This should be a good battle folks.
http://arstechnica.com/news.ars/post/20080318-comcast-fcc-lacks-any-authority-to-act-on-p2p-blocking.htmlThe man who spoke for Comcast at Harvard last month has told the Federal Communications Commission that the agency has no legal power to stop the cable giant from engaging in what it calls "network management practices" (critics call it peer-to-peer traffic blocking). Comcast Vice President David L. Cohen's latest filing with the Commission claims that regulators can do nothing even if they conclude that Comcast's behavior runs afoul of the FCC's Internet neutrality guidelines.

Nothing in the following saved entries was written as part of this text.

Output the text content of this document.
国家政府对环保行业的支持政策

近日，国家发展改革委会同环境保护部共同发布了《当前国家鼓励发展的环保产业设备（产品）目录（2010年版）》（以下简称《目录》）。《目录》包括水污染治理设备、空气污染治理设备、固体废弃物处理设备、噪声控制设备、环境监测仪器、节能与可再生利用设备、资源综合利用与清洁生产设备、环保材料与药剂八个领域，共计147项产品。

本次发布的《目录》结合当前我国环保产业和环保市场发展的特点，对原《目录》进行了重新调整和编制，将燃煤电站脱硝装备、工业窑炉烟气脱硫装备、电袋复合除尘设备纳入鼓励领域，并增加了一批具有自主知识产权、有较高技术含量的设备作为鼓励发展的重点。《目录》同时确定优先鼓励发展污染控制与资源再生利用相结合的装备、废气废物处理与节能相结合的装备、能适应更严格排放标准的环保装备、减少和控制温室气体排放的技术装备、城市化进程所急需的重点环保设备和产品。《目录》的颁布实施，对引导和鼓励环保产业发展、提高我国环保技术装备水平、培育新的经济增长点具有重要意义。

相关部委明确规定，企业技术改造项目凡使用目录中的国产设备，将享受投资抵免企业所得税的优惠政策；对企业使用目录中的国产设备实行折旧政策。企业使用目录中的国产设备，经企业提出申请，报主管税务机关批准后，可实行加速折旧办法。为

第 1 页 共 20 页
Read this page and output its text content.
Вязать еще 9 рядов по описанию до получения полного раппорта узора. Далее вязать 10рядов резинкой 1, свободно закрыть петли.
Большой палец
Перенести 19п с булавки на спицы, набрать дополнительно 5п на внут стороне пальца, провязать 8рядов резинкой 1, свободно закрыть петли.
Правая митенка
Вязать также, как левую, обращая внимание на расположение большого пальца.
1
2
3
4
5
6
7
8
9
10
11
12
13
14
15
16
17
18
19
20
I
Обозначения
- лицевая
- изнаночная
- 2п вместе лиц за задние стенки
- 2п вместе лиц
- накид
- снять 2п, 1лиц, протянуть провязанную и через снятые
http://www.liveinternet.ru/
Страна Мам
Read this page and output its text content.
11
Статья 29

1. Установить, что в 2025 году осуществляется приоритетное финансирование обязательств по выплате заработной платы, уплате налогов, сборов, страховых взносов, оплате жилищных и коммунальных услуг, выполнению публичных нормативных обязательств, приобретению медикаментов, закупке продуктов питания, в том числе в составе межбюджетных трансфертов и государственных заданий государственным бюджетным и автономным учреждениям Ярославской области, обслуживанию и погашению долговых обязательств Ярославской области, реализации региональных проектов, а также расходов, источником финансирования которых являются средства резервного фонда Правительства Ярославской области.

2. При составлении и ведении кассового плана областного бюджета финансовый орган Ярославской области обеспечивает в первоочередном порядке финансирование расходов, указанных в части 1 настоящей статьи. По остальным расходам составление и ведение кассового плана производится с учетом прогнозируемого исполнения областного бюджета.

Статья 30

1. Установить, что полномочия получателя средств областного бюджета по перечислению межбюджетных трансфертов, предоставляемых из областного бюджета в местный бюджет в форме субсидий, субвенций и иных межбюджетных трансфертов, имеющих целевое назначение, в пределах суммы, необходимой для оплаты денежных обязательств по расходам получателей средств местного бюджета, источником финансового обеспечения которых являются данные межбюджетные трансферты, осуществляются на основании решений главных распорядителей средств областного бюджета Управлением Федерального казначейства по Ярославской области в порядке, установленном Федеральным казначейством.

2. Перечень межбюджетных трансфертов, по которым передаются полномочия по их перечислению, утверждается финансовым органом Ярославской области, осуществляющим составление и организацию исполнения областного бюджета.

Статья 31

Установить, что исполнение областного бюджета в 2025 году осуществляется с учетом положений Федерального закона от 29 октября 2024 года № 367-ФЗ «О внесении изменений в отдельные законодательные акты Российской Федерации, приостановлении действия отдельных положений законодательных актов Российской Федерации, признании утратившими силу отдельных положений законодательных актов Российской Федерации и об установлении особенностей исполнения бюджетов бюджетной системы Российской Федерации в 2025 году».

"The congressional policy and agency practice of relying on the marketplace instead of regulation to maximize consumer welfare has been proven by experience (including the Comcast customer experience) to be enormously successful," concludes Cohen's thinly-veiled warning to the FCC, filed on March 11. "Bearing these facts in mind should obviate the need for the Commission to test its legal authority."
Cohen's arguments fall along three main points.
* Congress has not given the FCC authority to act on this matter
* The FCC's Internet Policy Statement does not give the agency the authority to deal with the issue
* Regulating Comcast's ISP policies may violate the Administrative Procedures Act (APA)
Its unlikely the FCC will accept any challenge to its authority as this would open up a breach along an ever widening front, Comcast should start to wind its neck back in before another federal agency comes to the FCC's aid and deals it a crippling financial blow for misleading consumers in a premeditated manner.